Title:Catastrophic Antiphospholipid Syndrome - 20 Years Later
Volume: 9
Issue: 2
Author(s): Ignasi Rodríguez-Pintó, Gerard Espinosa and Ricard Cervera
Affiliation:
Keywords:
Catastrophic antiphospholipid syndrome, antiphospholipid antibodies, anticardiolipin antibodies, lupus anticoagulant,
antiphospholipid syndrome.
Abstract: The catastrophic variant of the antiphospholipid syndrome (APS) is the most severe and acute form of APS
with multiorgan involvement. Patients with this condition have the following features in common: a) clinical evidence of
multiple organ involvement developed over a very short time period; b) histopathological evidence of multiple small vessel
occlusions, and c) laboratory confirmation of the presence of antiphospholipid antibodies, usually in high titer.

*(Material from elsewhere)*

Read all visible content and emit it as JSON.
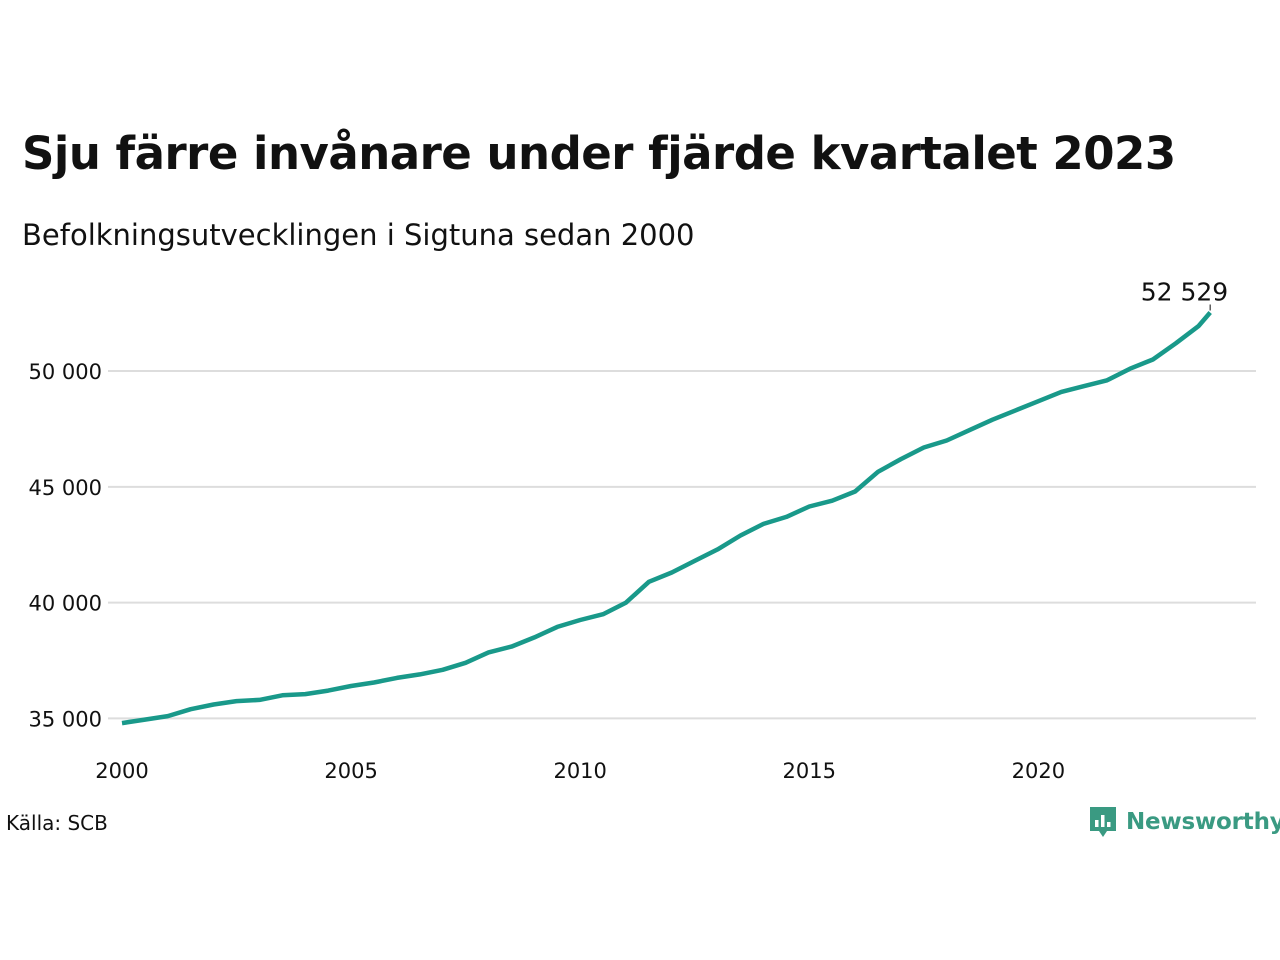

The two key pathobiologic mechanisms that cause the clinical manifestations of catastrophic APS are the development of
thrombosis and the systemic inflammatory response syndrome. A precipitating factor is reported in more than half of patients.
A combination of anticoagulants, corticosteroids, intravenous immunoglobulins and/or plasma exchanges are the treatment
modalities advocated for all patients with this severe condition. Unfortunately, its mortality is still high (around
30%) despite therapy. However relapse is uncommon.